Shame Makoshori, Senior Business Reporter
THE Reserve Bank of Zimbabwe (RBZ) could be losing about US$90 million per annum in profits after the country dollarised its economy four years ago, a new research indicated this week.
Dollarisation occurs when a country adopts another country's currency.
In 2009, Zimbabwe moved to a multicurrency monetary regime as part of measures aimed at extinguishing a decade-long economic crisis characterised by runaway inflation, capital and skills flight and a defenceless local unit.
The United States dollar, the South African Rand and the British Pound are some of the major currencies transacting in Zimbabwe since 2009.
Multicurrencies have helped the country restore monetary stability and broadened financial integration, especially with neighbouring South Africa.
There has been intensive debate over dollarisation in Zimbabwe.
Those against the system have demanded the immediate return of the Zimbabwe dollar, arguing that its reintroduction will solve an ongoing liquidity crunch in industries.
However, economists at the Labour & Economic Development Research Institute Zimbabwe (LEDRIZ) have said the RBZ has been losing the equivalence of about 1,5 percent of the country's Gross Domestic Product (GDP) in note printing and coin minting profits through dollarisation.
"There is a loss of seigniorage in the dollarised nation," LEDRIZ said in the report entitled ‘Beyond the Enclave'.
"Seigniorage is the profit that accrues to the central bank from printing notes and minting coins. The profit normally amounts to about one to 1,5 percent of GDP," said LEDRIZ.
The country's GDP is currently estimated at US$6 million and 1,5 percent of GDP translates to about US$90 million per annum.
Cumulatively, the central bank could lose about US$360 million by the end of 2012, using LEDRIZ's computations. Zimbabwe's central bank is undercapitalised.
Its lender of last resort function has been affected by limited financial resources.
Two week ago, the central bank said it had sealed a US$8 million financial deal with pan African financial institution, African Export and Import Bank, as part of measures to restore its capacity to play the lender of last resort role.
LEDRIZ said dollarisation exposed the economy to external shocks.
"There is a loss of an independent monetary and exchange rate policy, as the central bank's ability to control its money supply, interest rates and exchange rates to influence the domestic economy is undermined," said the report.
"This leaves the dollarised economy vulnerable to external shock," LEDRIZ added.
Last year, the central bank said the country should consider adopting a gold-backed Zimbabwe dollar warning that the US greenback's days as the world's reserve currency were coming to an end.
"There is a need for us to begin thinking seriously and urgently about introducing a gold-backed Zimbabwe currency which will not only be stable but internationally acceptable," central bank Governor, Gideon Gono said.
"We need to re-think our gold-mining strategy, our gold-liberalisation and marketing strategies as a country.
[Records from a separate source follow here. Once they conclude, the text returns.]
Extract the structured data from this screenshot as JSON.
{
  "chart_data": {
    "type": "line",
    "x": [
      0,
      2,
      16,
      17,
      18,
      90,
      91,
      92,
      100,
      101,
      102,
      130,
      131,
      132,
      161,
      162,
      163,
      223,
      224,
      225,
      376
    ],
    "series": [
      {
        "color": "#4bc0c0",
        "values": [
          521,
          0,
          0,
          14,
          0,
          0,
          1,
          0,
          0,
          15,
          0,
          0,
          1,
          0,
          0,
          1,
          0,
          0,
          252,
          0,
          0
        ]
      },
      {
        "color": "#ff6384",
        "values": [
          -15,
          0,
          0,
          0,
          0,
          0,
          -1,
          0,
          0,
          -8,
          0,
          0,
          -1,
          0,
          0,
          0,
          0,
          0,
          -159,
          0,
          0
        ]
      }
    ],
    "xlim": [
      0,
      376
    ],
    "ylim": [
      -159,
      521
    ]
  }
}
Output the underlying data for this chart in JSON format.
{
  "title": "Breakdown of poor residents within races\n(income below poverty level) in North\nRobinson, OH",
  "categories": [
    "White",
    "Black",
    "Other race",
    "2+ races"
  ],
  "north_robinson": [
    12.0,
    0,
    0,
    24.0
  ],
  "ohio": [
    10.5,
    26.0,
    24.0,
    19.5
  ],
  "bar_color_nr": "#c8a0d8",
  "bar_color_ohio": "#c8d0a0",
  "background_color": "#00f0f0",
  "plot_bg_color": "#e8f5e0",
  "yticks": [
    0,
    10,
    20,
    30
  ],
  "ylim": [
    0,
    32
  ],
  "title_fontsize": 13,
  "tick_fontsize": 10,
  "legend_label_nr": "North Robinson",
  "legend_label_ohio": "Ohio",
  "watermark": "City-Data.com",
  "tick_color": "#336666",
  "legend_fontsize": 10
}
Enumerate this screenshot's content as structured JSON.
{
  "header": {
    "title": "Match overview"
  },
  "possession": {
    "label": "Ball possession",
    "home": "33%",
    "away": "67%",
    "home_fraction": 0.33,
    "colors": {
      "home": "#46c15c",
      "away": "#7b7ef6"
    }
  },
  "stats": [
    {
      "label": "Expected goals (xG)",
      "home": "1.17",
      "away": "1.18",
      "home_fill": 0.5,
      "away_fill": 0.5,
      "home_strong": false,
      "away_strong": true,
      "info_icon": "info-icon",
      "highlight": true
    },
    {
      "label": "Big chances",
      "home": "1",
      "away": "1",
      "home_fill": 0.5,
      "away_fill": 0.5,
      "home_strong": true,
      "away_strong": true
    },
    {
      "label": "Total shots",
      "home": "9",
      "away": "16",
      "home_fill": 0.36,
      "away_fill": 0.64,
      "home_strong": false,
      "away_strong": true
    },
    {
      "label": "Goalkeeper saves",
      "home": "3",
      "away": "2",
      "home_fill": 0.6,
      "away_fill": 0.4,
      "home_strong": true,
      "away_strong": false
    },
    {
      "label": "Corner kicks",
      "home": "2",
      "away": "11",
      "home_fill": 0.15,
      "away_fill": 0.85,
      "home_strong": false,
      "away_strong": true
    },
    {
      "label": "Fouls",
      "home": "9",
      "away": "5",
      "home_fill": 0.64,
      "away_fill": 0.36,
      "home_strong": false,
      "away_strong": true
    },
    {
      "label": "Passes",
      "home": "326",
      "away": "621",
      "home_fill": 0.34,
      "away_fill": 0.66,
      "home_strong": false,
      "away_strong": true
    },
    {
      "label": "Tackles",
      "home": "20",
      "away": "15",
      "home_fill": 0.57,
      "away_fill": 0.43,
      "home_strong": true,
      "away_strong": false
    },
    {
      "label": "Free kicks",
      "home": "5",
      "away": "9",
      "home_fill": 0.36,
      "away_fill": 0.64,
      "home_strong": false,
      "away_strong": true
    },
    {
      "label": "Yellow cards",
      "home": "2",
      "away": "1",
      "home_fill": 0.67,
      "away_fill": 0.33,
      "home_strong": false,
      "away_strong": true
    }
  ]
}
The world needs to and will most certainly move to a gold standard and Zimbabwe must lead the way. The events of the 2008 global financial crisis demand a new approach to self reliance and a stable mineral-backed currency and to me, gold has proven over the years that it is a stable and most desired precious metal. Zimbabwe is sitting on trillions worth of gold-reserves and it is time we start thinking outside the box, for our survival and prosperity," Gono added.
Gono's proposals have enc-ountered stiff resistance from some industries that have argued that an early return of the local currency could trigger a fresh wave of hyperinflation and economic decline.
Other countries that have adopted dollarisation include Argentina, Mexico, Bolivia, Peru, Georgia, Russia, Ukraine, Turkey, Romania, Mozambique and Zambia.